In the style of the ancients, Mallon’s words could be seen as the confession of a pilgrim soul, one who walks not through deserts of denial but through forests of reflection. The ancients knew well that faith and doubt are not enemies, but companions. Socrates, who questioned the gods of Athens, did so not out of disbelief but out of reverence for truth. Saint Augustine, too, wrestled with uncertainty before finding his peace in faith. And even the great mystics of every age — from the desert fathers to the poets of the Renaissance — have whispered the same paradox: that to doubt is not to lose faith, but to refine it.
Mallon’s phrase, “stimulating doubts,” is key to his meaning. He does not call doubt destructive or corrosive, but stimulating — a spark that awakens the sleeping mind and renews the soul’s conversation with eternity. Such doubts do not sever belief; they give it depth. A faith untested by thought is fragile, but one that survives inquiry becomes resilient and luminous. To believe in God while admitting uncertainty is to embrace the mystery that faith was always meant to hold. It is to stand before the divine not as a conqueror of truth, but as a humble witness to it.

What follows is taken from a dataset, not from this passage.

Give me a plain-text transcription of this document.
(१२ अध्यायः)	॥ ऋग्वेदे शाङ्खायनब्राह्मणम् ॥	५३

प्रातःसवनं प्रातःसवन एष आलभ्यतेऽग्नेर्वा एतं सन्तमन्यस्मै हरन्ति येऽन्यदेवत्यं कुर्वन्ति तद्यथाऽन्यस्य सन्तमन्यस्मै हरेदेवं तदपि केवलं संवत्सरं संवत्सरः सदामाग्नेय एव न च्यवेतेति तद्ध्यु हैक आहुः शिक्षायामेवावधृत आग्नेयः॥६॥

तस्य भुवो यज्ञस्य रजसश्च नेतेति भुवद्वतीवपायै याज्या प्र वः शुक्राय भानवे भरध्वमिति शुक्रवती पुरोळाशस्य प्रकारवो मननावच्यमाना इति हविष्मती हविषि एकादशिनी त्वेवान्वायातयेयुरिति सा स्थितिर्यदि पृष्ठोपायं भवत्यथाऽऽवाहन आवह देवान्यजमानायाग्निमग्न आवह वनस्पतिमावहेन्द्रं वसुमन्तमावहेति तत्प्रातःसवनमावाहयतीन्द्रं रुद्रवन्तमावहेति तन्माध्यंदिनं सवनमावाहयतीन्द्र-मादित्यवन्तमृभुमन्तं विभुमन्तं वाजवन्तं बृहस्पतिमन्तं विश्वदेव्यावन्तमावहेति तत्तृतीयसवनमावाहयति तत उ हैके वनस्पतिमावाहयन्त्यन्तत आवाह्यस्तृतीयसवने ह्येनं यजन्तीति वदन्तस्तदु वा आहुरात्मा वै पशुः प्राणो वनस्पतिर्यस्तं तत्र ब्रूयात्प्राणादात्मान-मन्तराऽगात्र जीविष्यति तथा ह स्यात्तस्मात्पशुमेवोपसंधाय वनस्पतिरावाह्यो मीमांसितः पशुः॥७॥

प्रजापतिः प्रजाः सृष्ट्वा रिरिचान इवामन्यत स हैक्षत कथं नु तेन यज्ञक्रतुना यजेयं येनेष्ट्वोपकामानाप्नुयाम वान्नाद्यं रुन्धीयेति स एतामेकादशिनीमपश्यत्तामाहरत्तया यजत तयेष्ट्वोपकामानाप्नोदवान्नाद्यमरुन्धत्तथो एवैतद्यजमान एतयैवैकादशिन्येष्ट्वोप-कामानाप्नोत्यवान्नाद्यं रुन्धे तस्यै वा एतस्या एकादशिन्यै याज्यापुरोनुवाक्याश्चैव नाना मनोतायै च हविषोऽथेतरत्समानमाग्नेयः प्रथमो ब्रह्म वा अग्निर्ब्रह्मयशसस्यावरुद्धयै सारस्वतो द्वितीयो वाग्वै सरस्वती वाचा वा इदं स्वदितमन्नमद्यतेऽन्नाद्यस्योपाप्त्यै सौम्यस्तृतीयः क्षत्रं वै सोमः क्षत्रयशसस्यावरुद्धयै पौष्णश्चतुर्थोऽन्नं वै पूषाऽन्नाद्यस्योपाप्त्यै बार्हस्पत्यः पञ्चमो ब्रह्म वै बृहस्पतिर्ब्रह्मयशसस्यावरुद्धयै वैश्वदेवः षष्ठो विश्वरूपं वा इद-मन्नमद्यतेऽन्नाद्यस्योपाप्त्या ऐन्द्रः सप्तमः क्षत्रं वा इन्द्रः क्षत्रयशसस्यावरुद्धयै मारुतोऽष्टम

History offers us many such believers who lived in the tension Mallon describes. Blaise Pascal, the brilliant mathematician and philosopher, confessed his own wavering heart yet still wrote his Pensées in defense of faith. Mother Teresa, revered for her sanctity, wrote privately of her spiritual darkness, yet continued her work with unbroken love. Like Mallon, they reveal that faith is not the absence of struggle, but the courage to seek meaning through it. To be “assailed by doubts” is not a mark of failure, but a sign that one’s spirit is alive, alert, and deeply engaged with the divine mystery.
There is also tenderness in Mallon’s reflection — a recognition that belief can endure even when ritual fades. Though he calls himself “non-practicing,” his very language betrays devotion. He still calls himself Catholic; he still believes in God. The habits of faith, once learned in youth, do not vanish; they become part of one’s spiritual DNA. Even when neglected, they whisper quietly within the heart, reminding the soul of its origin. For faith is not only in the act of worship but also in the memory of holiness, the longing for meaning that persists when the candles of certainty go dark.
Thus, the lesson of Mallon’s confession is both tender and profound: faith and doubt are the twin pillars of a sincere spiritual life. To believe blindly is to risk complacency; to doubt endlessly is to risk despair. But to believe while doubting — to walk forward in the mist — is the mark of a mature soul. Let each person, then, cherish their questions, for they are the fires that keep belief alive. And let them remember that God, as Mallon reminds us, is not defeated by doubt, but revealed through it. For the divine does not demand perfection of faith — only the honesty of the seeker who dares to keep searching for light in the shadows.